2. Model Bisnis yang Tak Fleksibel: Lawson hadir dengan identitas khas Jepang, namun mungkin terlalu "premium" bagi konsumen lokal yang lebih pragmatis dan sangat memperhatikan harga.
3. Lokasi dan Target Market yang Kurang Tepat: Banyak gerai Lawson yang berada dalam lokasi yang kurang strategis, seperti konsep store-in-store, yang jelas mempengaruhi volume kunjungan dan total omzet.
4. Kurangnya Diferensiasi Nyata: Meski mengusung tema Jepang, banyak produk yang ditawarkan Lawson sebenarnya tidak jauh berbeda dengan yang dijual oleh pesaing lokal, sehingga kurang memberikan daya tarik tersendiri.

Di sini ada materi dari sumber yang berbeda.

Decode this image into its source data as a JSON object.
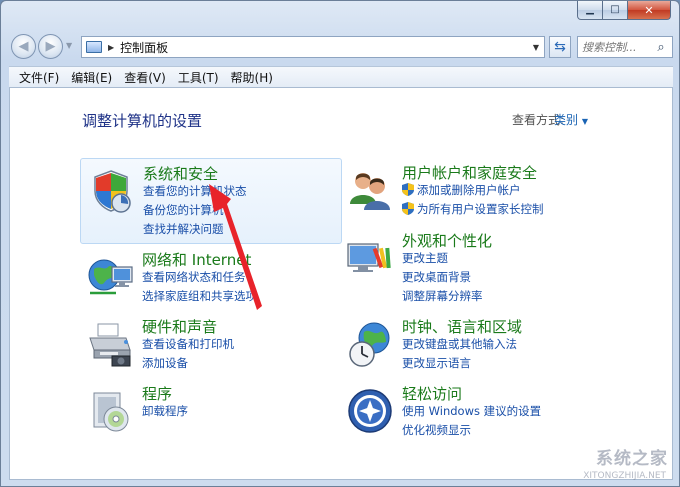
{
  "window": {
    "caption_buttons": {
      "minimize": "▁",
      "maximize": "□",
      "close": "✕"
    }
  },
  "nav": {
    "back_icon": "arrow-left-icon",
    "forward_icon": "arrow-right-icon",
    "breadcrumb": "控制面板",
    "refresh_icon": "refresh-icon",
    "search_placeholder": "搜索控制..."
  },
  "menubar": {
    "items": [
      {
        "label": "文件(F)"
      },
      {
        "label": "编辑(E)"
      },
      {
        "label": "查看(V)"
      },
      {
        "label": "工具(T)"
      },
      {
        "label": "帮助(H)"
      }
    ]
  },
  "main": {
    "title": "调整计算机的设置",
    "view_by_label": "查看方式:",
    "view_by_value": "类别"
  },
  "categories": [
    {
      "title": "系统和安全",
      "icon": "shield-icon",
      "links": [
        "查看您的计算机状态",
        "备份您的计算机",
        "查找并解决问题"
      ]
    },
    {
      "title": "网络和 Internet",
      "icon": "network-globe-icon",
      "links": [
        "查看网络状态和任务",
        "选择家庭组和共享选项"
      ]
    },
    {
      "title": "硬件和声音",
      "icon": "printer-icon",
      "links": [
        "查看设备和打印机",
        "添加设备"
      ]
    },
    {
      "title": "程序",
      "icon": "programs-disc-icon",
      "links": [
        "卸载程序"
      ]
    },
    {
      "title": "用户帐户和家庭安全",
      "icon": "users-icon",
      "links": [
        "添加或删除用户帐户",
        "为所有用户设置家长控制"
      ]
    },
    {
      "title": "外观和个性化",
      "icon": "monitor-palette-icon",
      "links": [
        "更改主题",
        "更改桌面背景",
        "调整屏幕分辨率"
      ]
    },
    {
      "title": "时钟、语言和区域",
      "icon": "clock-globe-icon",
      "links": [
        "更改键盘或其他输入法",
        "更改显示语言"
      ]
    },
    {
      "title": "轻松访问",
      "icon": "ease-of-access-icon",
      "links": [
        "使用 Windows 建议的设置",
        "优化视频显示"
      ]
    }
  ],
  "watermark": {
    "text": "系统之家",
    "sub": "XITONGZHIJIA.NET"
  },
  "colors": {
    "link": "#1a4fa8",
    "category_title": "#1a7a1a",
    "page_title": "#1e3287",
    "annotation_arrow": "#e8232a"
  }
}
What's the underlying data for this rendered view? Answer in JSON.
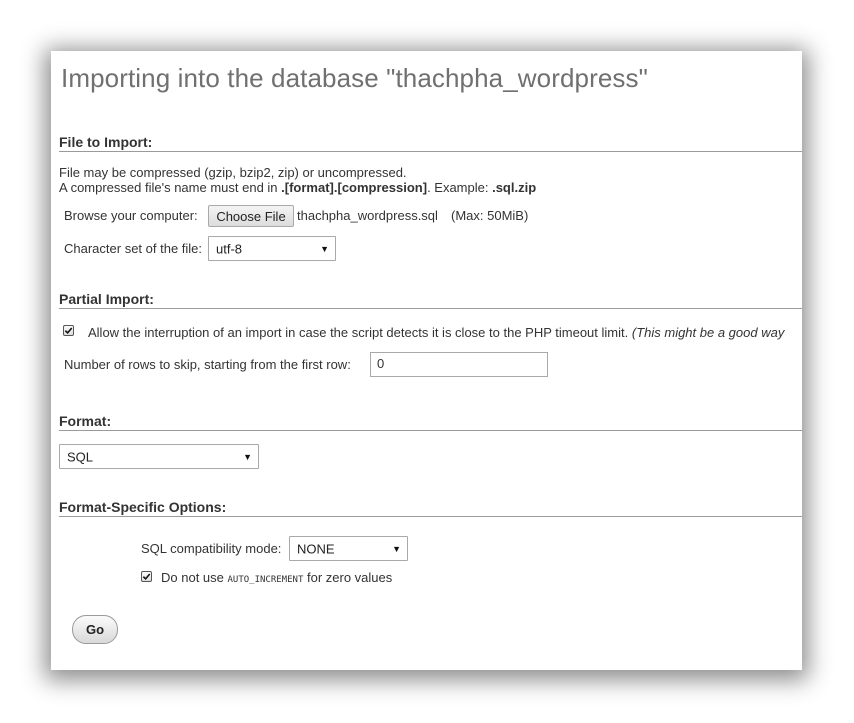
{
  "page": {
    "title": "Importing into the database \"thachpha_wordpress\""
  },
  "file_to_import": {
    "heading": "File to Import:",
    "line1": "File may be compressed (gzip, bzip2, zip) or uncompressed.",
    "line2_prefix": "A compressed file's name must end in ",
    "line2_bold": ".[format].[compression]",
    "line2_mid": ". Example: ",
    "line2_example": ".sql.zip",
    "browse_label": "Browse your computer:",
    "choose_file_label": "Choose File",
    "file_name": "thachpha_wordpress.sql",
    "max_size": "(Max: 50MiB)",
    "charset_label": "Character set of the file:",
    "charset_value": "utf-8"
  },
  "partial_import": {
    "heading": "Partial Import:",
    "allow_interrupt_checked": true,
    "allow_interrupt_label": "Allow the interruption of an import in case the script detects it is close to the PHP timeout limit.",
    "allow_interrupt_note": "(This might be a good way",
    "skip_rows_label": "Number of rows to skip, starting from the first row:",
    "skip_rows_value": "0"
  },
  "format": {
    "heading": "Format:",
    "value": "SQL"
  },
  "format_options": {
    "heading": "Format-Specific Options:",
    "compat_label": "SQL compatibility mode:",
    "compat_value": "NONE",
    "auto_inc_checked": true,
    "auto_inc_prefix": "Do not use ",
    "auto_inc_code": "AUTO_INCREMENT",
    "auto_inc_suffix": " for zero values"
  },
  "actions": {
    "go_label": "Go"
  },
  "icons": {
    "dropdown": "chevron-down-icon",
    "check": "checkmark-icon"
  }
}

Kisah Lawson di Indonesia menjadi pelajaran berharga bagi para pelaku bisnis bahwa merek yang kuat sekalipun dapat mengalami kesulitan jika tidak beradaptasi dengan baik terhadap kondisi pasar lokal. Tidak semua hal yang sukses di negara asal dapat diterima dengan baik di pasar lain, terutama di negara dengan dinamika ritel yang cepat berubah seperti Indonesia.